索性也不等崔钰了,沐浴之后便钻进了被窝里,外面的雨势小了,可是细密的雨点却一直没有停。屋子里更冷了,她拥着被子睡得极不踏实。
半梦半醒的时候,冷风裹挟着水汽扑在背上,冻得她一激灵。
还没反应过来便被拥入怀里。
是崔钰。
男人身上是她熟悉的味道,除此之外,还有浓重的香火气,以及,血腥味儿。
一下子便惊醒过来,冥魅看着满面倦色的夫君,眼里的担忧满的几乎要溢出来,“怎么了?你受伤了么?”
摇了摇头,崔钰有些力竭,所以顾不上洗去一身风尘便将她抱住了,“城南的庙起火了,烧死了不少人,那个圣君也不知所踪了。”
将这日发生的事情仔细跟她说了一遍,冥魅这才知道,原来他是去帮独孤谋查案了。
事情的起因是城中一家的姑娘在城南庙里祈愿回来之后暴毙而亡,那人死状极惨,七窍流血,怒目圆睁,嘴角却是上扬着的。
家里人恐慌至极便报了官,事情传到大理寺寺卿耳朵里,随即便又报给了刑部。
偏巧,独孤谋识的那个女子。
便是那日对圣君出言不逊的那一个。
男人即刻就带人将寺庙里里外外围了个水泄不通,而庙里人毫无敬畏神色,竟真刀真枪跟他们干了起来。
尤其是那个圣君,不知使了什么妖法,煽动的那些信众也开始攻击独孤谋的手下,两方对峙了足足一夜,眼瞧着死的人越来越多,独孤谋便吩咐石靖岩和梁秀芝一个去了太常寺请李淳风,一个来了崔府。
“那最后呢?怎么样了?”冥魅紧张地问着,后悔下午那个噩梦之后没有即刻去寻他。
“李淳风确定对方用的是术法之后,两人开始斗法,我和独孤带着人帮他打发其余的人。”只是其中有不少无辜百姓不过是被妖法操纵了,崔钰不敢使用勾魂笔,便只能以凡力对抗。

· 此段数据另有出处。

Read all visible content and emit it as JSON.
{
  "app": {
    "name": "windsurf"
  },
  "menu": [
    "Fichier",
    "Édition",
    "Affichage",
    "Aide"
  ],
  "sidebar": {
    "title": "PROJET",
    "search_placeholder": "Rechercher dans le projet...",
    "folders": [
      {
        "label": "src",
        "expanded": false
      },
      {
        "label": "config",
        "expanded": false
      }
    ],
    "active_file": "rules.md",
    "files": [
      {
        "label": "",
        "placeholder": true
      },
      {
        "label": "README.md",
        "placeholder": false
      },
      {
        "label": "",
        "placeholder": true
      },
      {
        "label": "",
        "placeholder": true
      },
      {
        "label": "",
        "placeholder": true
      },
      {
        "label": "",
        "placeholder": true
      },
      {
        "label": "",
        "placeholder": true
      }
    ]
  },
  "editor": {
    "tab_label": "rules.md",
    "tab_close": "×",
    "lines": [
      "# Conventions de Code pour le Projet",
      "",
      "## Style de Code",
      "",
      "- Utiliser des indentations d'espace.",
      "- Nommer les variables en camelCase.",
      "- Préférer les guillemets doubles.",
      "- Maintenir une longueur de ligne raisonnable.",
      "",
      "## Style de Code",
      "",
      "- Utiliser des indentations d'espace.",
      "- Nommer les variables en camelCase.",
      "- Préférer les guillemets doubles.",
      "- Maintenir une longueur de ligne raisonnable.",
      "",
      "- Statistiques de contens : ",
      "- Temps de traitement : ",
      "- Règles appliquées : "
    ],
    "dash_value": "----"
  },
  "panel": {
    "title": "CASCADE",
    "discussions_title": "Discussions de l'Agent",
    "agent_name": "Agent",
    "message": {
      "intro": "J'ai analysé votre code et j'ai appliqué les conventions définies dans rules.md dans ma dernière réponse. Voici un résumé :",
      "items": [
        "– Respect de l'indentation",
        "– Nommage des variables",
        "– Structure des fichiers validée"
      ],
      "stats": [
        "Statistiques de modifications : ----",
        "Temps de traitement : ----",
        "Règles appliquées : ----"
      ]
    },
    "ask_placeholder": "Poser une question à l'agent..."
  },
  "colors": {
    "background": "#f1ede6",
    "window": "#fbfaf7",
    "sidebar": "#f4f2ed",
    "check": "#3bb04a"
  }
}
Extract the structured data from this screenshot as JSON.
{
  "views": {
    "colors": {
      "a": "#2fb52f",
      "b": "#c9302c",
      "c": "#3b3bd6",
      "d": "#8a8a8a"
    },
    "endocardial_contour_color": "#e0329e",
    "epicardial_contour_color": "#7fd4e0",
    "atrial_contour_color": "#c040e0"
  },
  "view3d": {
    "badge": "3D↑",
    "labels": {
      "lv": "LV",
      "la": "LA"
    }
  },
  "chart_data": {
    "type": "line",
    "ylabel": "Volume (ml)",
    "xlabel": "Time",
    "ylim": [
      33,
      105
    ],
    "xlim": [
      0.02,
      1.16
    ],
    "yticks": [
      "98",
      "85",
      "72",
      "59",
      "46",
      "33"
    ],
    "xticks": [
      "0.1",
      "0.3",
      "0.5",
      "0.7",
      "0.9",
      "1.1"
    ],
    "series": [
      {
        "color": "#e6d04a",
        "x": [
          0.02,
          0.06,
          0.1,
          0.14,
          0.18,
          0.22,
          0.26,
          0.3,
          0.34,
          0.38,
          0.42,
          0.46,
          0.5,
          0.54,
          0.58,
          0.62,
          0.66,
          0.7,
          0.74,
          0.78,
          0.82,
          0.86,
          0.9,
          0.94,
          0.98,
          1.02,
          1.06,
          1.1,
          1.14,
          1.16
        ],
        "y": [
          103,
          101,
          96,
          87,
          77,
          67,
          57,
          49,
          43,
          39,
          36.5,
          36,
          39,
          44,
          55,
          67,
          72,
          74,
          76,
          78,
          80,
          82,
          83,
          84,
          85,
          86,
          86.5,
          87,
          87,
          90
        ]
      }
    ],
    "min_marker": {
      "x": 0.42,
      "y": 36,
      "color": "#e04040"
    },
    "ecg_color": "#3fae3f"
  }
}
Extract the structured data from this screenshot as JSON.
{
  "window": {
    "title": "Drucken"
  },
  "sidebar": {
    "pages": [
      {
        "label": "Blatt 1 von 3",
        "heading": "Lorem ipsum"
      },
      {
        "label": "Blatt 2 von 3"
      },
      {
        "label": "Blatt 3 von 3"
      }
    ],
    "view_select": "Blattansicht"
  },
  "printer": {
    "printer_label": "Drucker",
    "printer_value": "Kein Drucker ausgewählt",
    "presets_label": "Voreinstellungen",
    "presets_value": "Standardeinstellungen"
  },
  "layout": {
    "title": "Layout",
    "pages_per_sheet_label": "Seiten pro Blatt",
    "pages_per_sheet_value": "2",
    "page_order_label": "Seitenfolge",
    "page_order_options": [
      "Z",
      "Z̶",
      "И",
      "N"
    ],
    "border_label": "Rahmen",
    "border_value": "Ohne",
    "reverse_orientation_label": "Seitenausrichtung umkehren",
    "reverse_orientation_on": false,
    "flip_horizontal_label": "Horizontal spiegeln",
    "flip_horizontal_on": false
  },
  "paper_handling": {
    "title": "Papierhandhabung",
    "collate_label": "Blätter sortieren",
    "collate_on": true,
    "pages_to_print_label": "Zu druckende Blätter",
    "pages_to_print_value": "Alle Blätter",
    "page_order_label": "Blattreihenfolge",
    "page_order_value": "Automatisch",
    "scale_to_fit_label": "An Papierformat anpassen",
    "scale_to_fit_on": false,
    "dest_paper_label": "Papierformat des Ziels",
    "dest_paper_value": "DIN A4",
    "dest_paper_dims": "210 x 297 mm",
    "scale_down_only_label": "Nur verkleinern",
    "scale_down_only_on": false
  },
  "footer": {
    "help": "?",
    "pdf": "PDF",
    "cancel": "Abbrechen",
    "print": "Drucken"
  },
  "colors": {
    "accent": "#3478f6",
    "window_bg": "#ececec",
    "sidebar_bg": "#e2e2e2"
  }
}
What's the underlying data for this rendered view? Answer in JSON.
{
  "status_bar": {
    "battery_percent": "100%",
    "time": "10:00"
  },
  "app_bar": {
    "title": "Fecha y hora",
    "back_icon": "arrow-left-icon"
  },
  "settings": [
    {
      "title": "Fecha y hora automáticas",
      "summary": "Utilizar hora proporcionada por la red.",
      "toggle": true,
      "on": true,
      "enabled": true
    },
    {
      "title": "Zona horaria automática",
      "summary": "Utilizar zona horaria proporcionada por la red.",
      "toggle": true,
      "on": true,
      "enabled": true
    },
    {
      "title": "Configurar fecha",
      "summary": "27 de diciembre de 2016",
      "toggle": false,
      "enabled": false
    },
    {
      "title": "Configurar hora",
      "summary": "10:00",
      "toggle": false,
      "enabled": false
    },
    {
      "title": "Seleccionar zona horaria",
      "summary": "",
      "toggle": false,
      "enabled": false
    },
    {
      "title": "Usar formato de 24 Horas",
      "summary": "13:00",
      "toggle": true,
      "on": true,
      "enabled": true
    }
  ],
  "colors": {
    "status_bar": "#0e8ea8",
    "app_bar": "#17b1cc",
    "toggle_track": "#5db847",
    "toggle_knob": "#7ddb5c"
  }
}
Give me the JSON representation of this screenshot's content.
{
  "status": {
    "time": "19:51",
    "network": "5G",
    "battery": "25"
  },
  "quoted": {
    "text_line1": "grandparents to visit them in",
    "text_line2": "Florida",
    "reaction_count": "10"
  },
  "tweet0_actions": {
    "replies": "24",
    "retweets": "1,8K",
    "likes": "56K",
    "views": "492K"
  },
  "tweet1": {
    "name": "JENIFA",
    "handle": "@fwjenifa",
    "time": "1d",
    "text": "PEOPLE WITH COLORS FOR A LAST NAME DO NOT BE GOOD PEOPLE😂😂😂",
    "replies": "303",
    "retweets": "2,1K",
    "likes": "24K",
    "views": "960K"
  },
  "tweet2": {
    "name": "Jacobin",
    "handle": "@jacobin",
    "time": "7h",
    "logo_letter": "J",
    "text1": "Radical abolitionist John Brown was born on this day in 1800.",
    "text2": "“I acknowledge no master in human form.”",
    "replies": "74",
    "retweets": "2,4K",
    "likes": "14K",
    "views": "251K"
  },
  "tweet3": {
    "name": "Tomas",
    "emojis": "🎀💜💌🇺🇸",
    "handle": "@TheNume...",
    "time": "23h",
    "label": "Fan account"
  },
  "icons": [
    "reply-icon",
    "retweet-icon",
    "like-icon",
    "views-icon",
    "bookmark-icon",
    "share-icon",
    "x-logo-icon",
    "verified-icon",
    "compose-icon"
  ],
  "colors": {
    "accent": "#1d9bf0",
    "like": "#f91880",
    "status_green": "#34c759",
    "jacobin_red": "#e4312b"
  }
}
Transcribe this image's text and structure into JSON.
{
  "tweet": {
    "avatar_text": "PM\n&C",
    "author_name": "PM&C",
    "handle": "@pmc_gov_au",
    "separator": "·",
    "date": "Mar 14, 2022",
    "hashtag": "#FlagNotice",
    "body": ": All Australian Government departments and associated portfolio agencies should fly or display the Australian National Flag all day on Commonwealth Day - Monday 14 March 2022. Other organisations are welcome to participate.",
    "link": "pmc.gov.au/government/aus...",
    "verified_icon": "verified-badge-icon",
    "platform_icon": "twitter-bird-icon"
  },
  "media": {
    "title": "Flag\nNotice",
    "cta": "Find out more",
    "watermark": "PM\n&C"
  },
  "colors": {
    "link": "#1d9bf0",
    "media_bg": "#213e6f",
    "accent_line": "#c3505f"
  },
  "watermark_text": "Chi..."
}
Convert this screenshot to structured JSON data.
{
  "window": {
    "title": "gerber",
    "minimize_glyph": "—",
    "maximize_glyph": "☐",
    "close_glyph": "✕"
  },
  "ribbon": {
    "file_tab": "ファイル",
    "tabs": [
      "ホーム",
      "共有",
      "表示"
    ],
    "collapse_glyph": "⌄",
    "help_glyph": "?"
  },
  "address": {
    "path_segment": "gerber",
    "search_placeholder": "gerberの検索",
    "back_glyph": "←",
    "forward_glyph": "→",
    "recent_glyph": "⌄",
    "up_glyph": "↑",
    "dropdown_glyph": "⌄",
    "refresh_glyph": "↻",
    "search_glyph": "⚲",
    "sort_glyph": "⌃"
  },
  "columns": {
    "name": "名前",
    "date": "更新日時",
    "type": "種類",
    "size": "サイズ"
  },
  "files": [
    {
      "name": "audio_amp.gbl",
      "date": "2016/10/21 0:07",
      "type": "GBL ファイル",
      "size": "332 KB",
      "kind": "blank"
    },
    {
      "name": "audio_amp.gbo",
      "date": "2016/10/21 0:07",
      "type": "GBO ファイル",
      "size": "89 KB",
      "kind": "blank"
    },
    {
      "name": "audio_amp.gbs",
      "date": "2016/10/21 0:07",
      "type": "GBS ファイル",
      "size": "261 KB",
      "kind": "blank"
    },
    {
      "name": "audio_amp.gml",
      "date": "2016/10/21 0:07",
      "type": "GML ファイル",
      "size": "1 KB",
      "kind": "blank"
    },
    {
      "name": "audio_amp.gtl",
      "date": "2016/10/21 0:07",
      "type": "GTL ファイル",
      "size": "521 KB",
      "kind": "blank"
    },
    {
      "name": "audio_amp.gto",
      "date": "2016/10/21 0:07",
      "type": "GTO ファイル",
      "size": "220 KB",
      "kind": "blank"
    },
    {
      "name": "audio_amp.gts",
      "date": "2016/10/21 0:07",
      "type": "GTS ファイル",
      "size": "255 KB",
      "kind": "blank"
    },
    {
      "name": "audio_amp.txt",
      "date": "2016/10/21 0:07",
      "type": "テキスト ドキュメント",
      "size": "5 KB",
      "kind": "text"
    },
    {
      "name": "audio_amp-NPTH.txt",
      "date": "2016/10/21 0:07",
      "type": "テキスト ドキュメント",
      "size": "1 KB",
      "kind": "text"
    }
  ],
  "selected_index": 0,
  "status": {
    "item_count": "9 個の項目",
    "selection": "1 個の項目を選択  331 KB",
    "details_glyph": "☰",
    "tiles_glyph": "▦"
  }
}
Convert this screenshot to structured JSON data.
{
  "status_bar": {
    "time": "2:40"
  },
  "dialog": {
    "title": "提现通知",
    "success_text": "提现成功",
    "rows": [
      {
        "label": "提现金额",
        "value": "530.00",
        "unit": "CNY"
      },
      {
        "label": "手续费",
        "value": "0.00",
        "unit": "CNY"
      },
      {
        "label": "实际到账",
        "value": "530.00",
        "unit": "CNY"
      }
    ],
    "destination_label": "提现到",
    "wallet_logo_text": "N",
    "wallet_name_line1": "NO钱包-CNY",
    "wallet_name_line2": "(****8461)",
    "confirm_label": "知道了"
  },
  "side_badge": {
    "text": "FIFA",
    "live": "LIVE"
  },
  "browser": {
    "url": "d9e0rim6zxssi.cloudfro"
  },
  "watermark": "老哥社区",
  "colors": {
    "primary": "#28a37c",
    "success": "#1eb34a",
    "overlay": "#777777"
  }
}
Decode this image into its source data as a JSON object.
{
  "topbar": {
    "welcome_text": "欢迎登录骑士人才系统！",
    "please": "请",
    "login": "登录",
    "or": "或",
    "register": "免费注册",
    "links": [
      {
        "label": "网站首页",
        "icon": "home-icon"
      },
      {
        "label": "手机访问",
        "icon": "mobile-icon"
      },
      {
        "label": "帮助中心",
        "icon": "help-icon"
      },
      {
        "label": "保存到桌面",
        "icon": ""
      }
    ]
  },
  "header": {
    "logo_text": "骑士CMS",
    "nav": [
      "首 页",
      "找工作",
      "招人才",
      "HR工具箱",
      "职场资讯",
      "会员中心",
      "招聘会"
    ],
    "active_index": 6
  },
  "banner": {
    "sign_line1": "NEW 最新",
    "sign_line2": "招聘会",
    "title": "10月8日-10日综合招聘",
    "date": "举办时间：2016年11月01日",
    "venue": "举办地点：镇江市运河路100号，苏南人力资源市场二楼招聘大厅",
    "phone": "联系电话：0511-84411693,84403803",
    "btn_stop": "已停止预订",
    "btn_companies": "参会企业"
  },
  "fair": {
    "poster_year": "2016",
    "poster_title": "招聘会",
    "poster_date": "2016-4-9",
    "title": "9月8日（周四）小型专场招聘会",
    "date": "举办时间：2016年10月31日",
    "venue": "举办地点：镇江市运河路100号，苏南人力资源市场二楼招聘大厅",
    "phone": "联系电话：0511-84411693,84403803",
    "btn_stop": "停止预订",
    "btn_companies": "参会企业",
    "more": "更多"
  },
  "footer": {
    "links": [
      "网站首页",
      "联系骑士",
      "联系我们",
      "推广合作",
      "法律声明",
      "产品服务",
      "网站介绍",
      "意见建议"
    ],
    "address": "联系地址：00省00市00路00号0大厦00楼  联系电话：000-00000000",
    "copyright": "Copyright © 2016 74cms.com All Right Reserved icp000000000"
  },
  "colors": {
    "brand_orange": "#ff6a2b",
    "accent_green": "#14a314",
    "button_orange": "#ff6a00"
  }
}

最后,眼瞧着小胡子方术士有些力不从心,他便催动玉珏,第一次唤出鬼魅应战。
第225章 对比鲜明的两夫妻
嫣红的笔尖儿下幻化出一个又一个灰色的影子,终于逼得那个圣君收了术法,仓皇而逃。
如梦初醒的众人看着身边的尸体吓得惊慌失措,不知是谁把供奉的烛台打翻了,火苗烧上窗棂,转眼便将那座无所不能的庙宇烧为灰烬。
火舌吞吐之间,耳边全是尖叫和哭喊的声音。眼见那些恶鬼渐渐不受操控,转而开始攻击普通人,崔钰心急如焚,又一个个将他们收回玉珏。
即便那些东西是冥魅收服的,且也为自己所用,可到底缺少训教。人心尚且易变,何况是鬼,第一次逃脱牢笼,难免会生出几分逃离的念头,所以这唤回的过程着实费了崔钰不少力气。
冥魅看着他衣衫下的伤口,眸子又红了几分。
她之前总担心他会涉险,所以关于如何驾驭百鬼只草草交代过几句,也没教过他该怎么使用法器,一直只由着他自己摸索,这才害他今日吃了苦头。
“对不起。”眼泪落在男人的伤处,疼得他倒抽了一口凉气,冥魅抱歉得离他远了些,却见崔钰笑着又把她揽回怀里。
“明日开始,我便把所有都教你。”除此之外,她还要回一趟一梦华胥,好好教训教训那些不听话的东西。
“那今日呢?今日的事魅儿要怎么补偿我?”伸手拂去她的眼泪,心里叹着他的魅儿最近真是越来越爱哭了,“不如帮我清理一下伤口吧。”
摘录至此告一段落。